This is an old revision of the document!
PHP RFC: Add str_starts_with() and str_ends_with() functions
- Version: 0.4
- Date: 2020-03-25 (Updated: 2020-04-04)
- Author: Will Hudgins, will@wkhudgins.info
- Status: Under Discussion
- First Published at: https://wiki.php.net/rfc/add_str_starts_with_and_ends_with_functions
Introduction
str_starts_with
checks if a string, s, begins with another string, s′ and returns a boolean value (true
/false
) if s starts with s′.
str_ends_with
checks if a a string, s, ends with another string, s′ and returns a boolean value (true
/false
) if s ends with s′.
Typically this functionality is accomplished by repurposing existing string functions such as 'substr', 'strncmp', 'strpos', or 'substr_compare'. These bespoke userland implementations have various downsides, discussed later in this RFC.
The str_starts_with
and str_ends_with
functionality is so important, and so problematic to leave to userland implementation, that many major PHP frameworks support it including Symfony, Laravel, Yii, FuelPHP, and Phalcon.

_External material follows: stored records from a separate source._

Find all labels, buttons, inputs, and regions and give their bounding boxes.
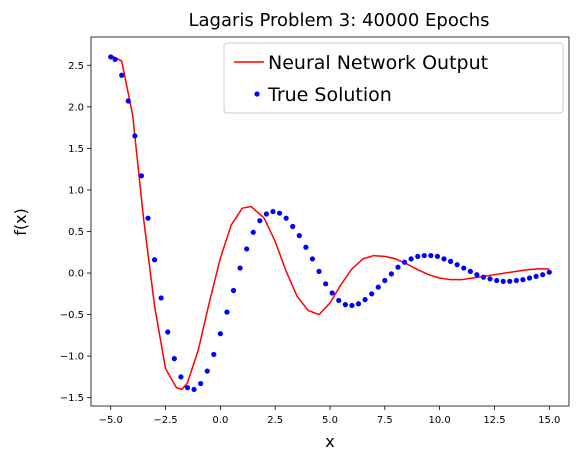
true-solution-point xyxy=(428,252,434,259)
y-tick-label: −1.5 xyxy=(60,393,84,404)
true-solution-point xyxy=(329,290,335,296)
legend-box xyxy=(223,42,564,114)
legend-label-network-output: Neural Network Output xyxy=(268,52,488,74)
true-solution-point xyxy=(507,278,513,284)
true-solution-point xyxy=(388,271,394,277)
true-solution-point xyxy=(434,253,441,260)
true-solution-point xyxy=(290,223,296,230)
true-solution-point xyxy=(158,295,164,301)
true-solution-point xyxy=(369,291,375,297)
true-solution-point xyxy=(500,278,506,284)
true-solution-point xyxy=(395,264,401,270)
true-solution-point xyxy=(178,374,184,380)
true-solution-point xyxy=(494,277,500,284)
true-solution-point xyxy=(540,272,546,278)
true-solution-point xyxy=(375,284,381,290)
true-solution-point xyxy=(257,218,263,224)
true-solution-point xyxy=(546,269,552,275)
x-tick-label: 7.5 xyxy=(377,415,393,426)
true-solution-point xyxy=(474,272,480,278)
legend-label-true-solution: True Solution xyxy=(267,84,392,106)
y-tick-label: 2.0 xyxy=(68,102,84,113)
y-tick-label: 0.5 xyxy=(68,227,84,238)
true-solution-point xyxy=(355,301,362,307)
true-solution-point xyxy=(132,133,138,139)
true-solution-point xyxy=(165,329,171,335)
true-solution-point xyxy=(237,265,243,271)
true-solution-point xyxy=(487,276,493,282)
y-tick-label: −1.0 xyxy=(60,352,84,363)
true-solution-point xyxy=(244,246,250,252)
x-tick-label: 10.0 xyxy=(429,415,451,426)
true-solution-point xyxy=(191,386,197,392)
true-solution-point xyxy=(224,309,230,315)
true-solution-point xyxy=(276,210,283,216)
true-solution-point xyxy=(250,229,256,235)
true-solution-point xyxy=(198,380,204,387)
x-tick-label: −2.5 xyxy=(153,415,177,426)
true-solution-point xyxy=(171,356,177,362)
true-solution-point xyxy=(108,54,114,60)
true-solution-point xyxy=(296,233,302,239)
true-solution-point xyxy=(138,173,145,179)
x-tick-label: 15.0 xyxy=(538,415,560,426)
true-solution-point xyxy=(309,256,316,262)
series-line-network-output xyxy=(110,54,550,391)
plot-content xyxy=(108,54,552,392)
chart-title: Lagaris Problem 3: 40000 Epochs xyxy=(188,10,489,31)
true-solution-point xyxy=(520,277,526,283)
true-solution-point xyxy=(204,368,210,374)
true-solution-point xyxy=(533,273,539,279)
y-tick-label: 0.0 xyxy=(68,269,84,280)
true-solution-point xyxy=(448,258,454,264)
true-solution-point xyxy=(323,281,329,287)
true-solution-point xyxy=(382,277,388,284)
true-solution-point xyxy=(217,331,223,337)
true-solution-point xyxy=(303,244,309,250)
true-solution-point xyxy=(480,274,487,280)
true-solution-point xyxy=(513,277,519,284)
true-solution-point xyxy=(415,253,421,260)
y-tick-label: 1.5 xyxy=(68,144,84,155)
true-solution-point xyxy=(119,72,125,78)
true-solution-point xyxy=(184,385,191,391)
y-tick-label: 2.5 xyxy=(68,61,84,72)
x-axis: −5.0 −2.5 0.0 2.5 5.0 7.5 10.0 12.5 15.0 xyxy=(99,406,560,426)
y-axis-label: f(x) xyxy=(11,208,30,236)
x-tick-label: 2.5 xyxy=(267,415,283,426)
legend-swatch-true-solution xyxy=(254,91,260,97)
x-axis-label: x xyxy=(325,432,334,451)
true-solution-point xyxy=(283,215,289,221)
true-solution-point xyxy=(230,287,237,294)
true-solution-point xyxy=(467,268,473,274)
true-solution-point xyxy=(362,297,368,303)
true-solution-point xyxy=(421,252,427,259)
true-solution-point xyxy=(342,302,348,308)
legend: Neural Network Output True Solution xyxy=(223,42,564,114)
true-solution-point xyxy=(270,208,276,215)
true-solution-point xyxy=(316,268,322,274)
y-axis: −1.5 −1.0 −0.5 0.0 0.5 1.0 1.5 2.0 2.5 xyxy=(60,61,91,404)
true-solution-point xyxy=(151,257,158,263)
true-solution-point xyxy=(125,98,131,104)
y-tick-label: −0.5 xyxy=(60,310,84,321)
true-solution-point xyxy=(336,297,342,304)
x-tick-label: 5.0 xyxy=(322,415,338,426)
true-solution-point xyxy=(454,262,460,268)
true-solution-point xyxy=(349,302,355,309)
true-solution-point xyxy=(401,259,408,265)
true-solution-point xyxy=(112,56,118,63)
true-solution-point xyxy=(145,215,151,221)
y-tick-label: 1.0 xyxy=(68,185,84,196)
true-solution-point xyxy=(526,275,533,281)
x-tick-label: −5.0 xyxy=(99,415,123,426)
x-tick-label: 12.5 xyxy=(483,415,505,426)
true-solution-point xyxy=(263,211,270,217)
x-tick-label: 0.0 xyxy=(212,415,228,426)
true-solution-point xyxy=(211,351,217,358)
true-solution-point xyxy=(461,265,467,271)
true-solution-point xyxy=(408,256,414,262)
true-solution-point xyxy=(441,256,447,262)
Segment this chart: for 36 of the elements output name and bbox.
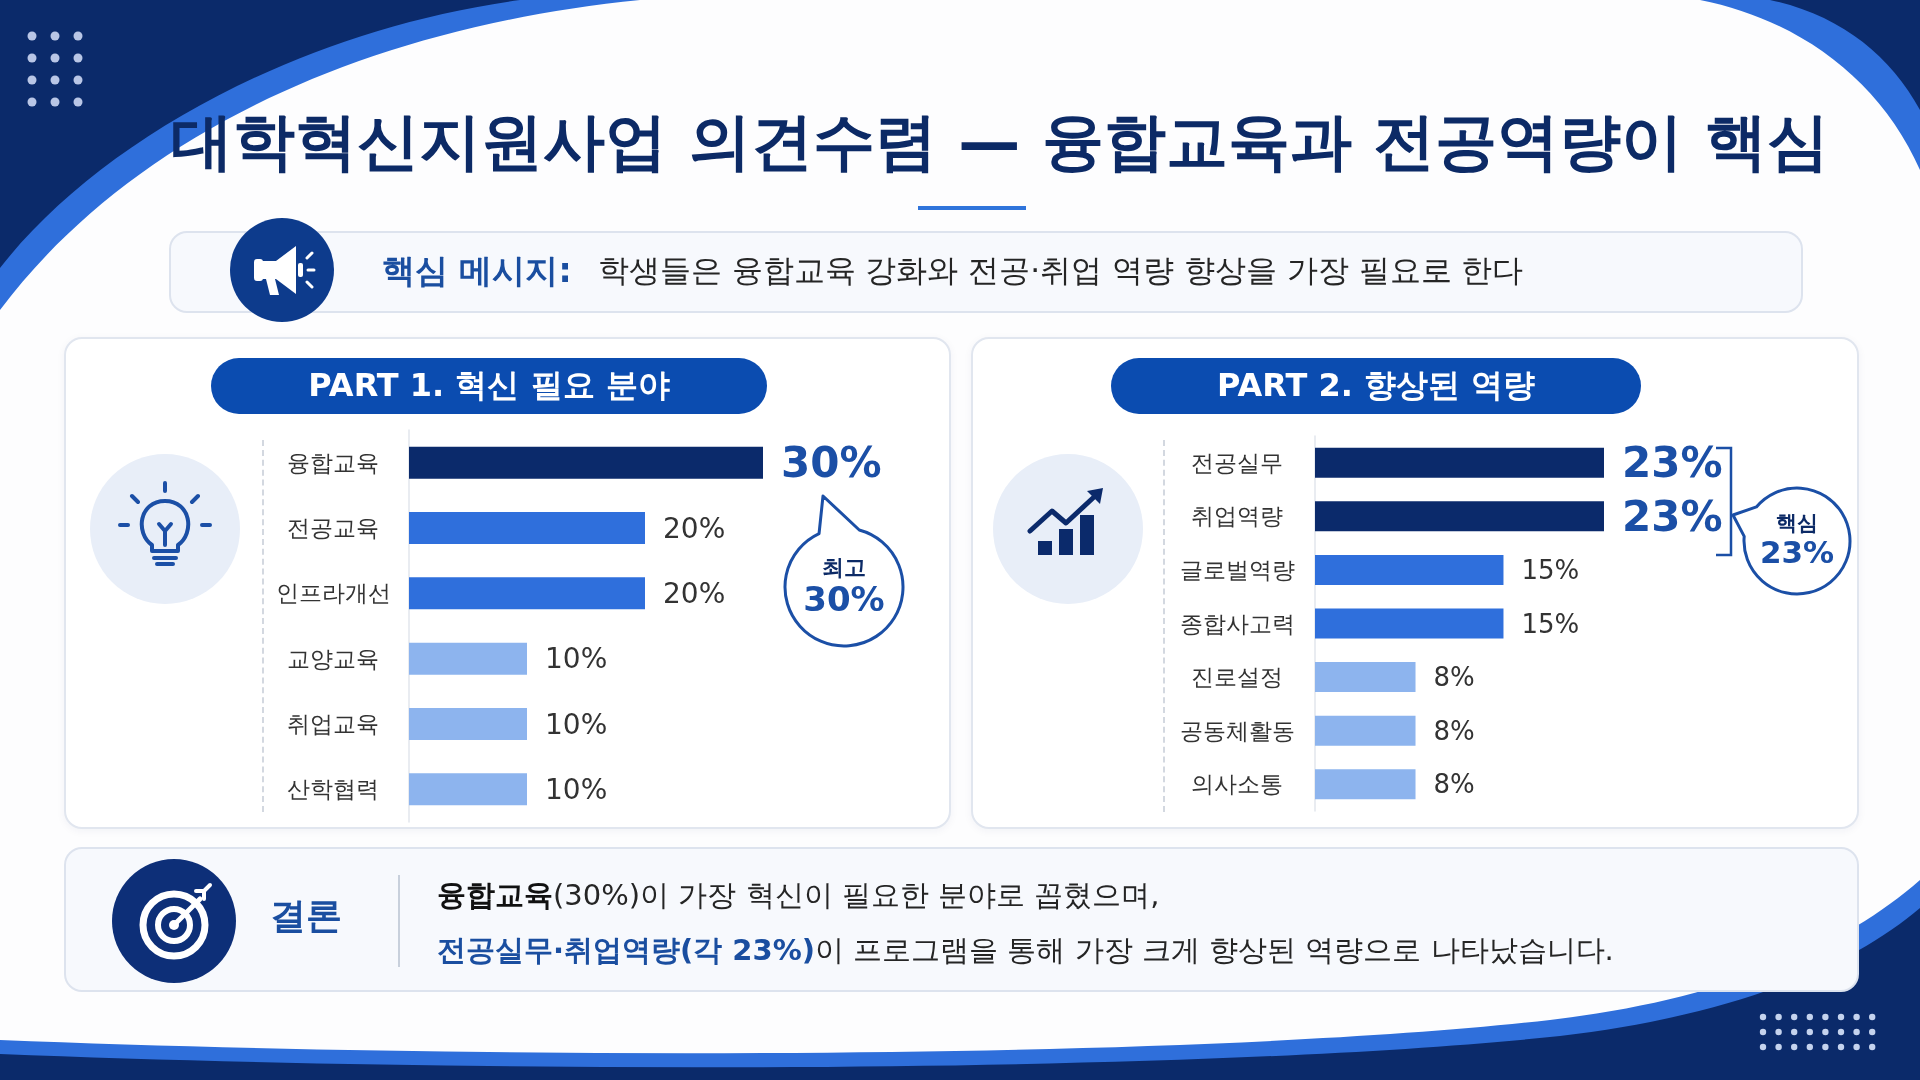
text: 전공실무·취업역량(각 23%) — [437, 932, 816, 969]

Please note, the links are for str_starts_with
functionality, but the mentioned frameworks also contain str_ends_with
functionality, often visible on the same web page.
Checking the start and end of strings is a very common task which should be easy. Accomplishing this task is not easy now and that is why many frameworks have chosen to include it. This is also why other programming languages–diverse as JavaScript, Java, Haskell, and Matlab–have also implemented this functionality. Checking the start and end of a string should not be a task which requires pulling in a PHP framework or developing a potentially suboptimal function in userland.
Downsides of Common Userland Approaches
All userland implementations of this functionality suffer from being less intuitive than the proposed functions. This especially true for new PHP developers and developers who frequently switch between PHP and other languages–many of which include this functionality. Additionally, there are performance issues, shown below, with many userland implementations.
str_starts_with
This is memory inefficient because it requires an unnecessary copy of part of $haystack.
$haystack = "string"; $needle = "string2"; strncmp($subject, "prefix", 6) === 0;
This is error prone because it has a hard-coded length for the prefix.
str_ends_with
This is CPU inefficient because it requires reversing both $haystack and $needle as well as applying strpos
. Also, note that if $haystack does not end in $needle, this is extra inefficient because it will search the string for the position of $needle. Also note that if $needle is empty a warning will be raised.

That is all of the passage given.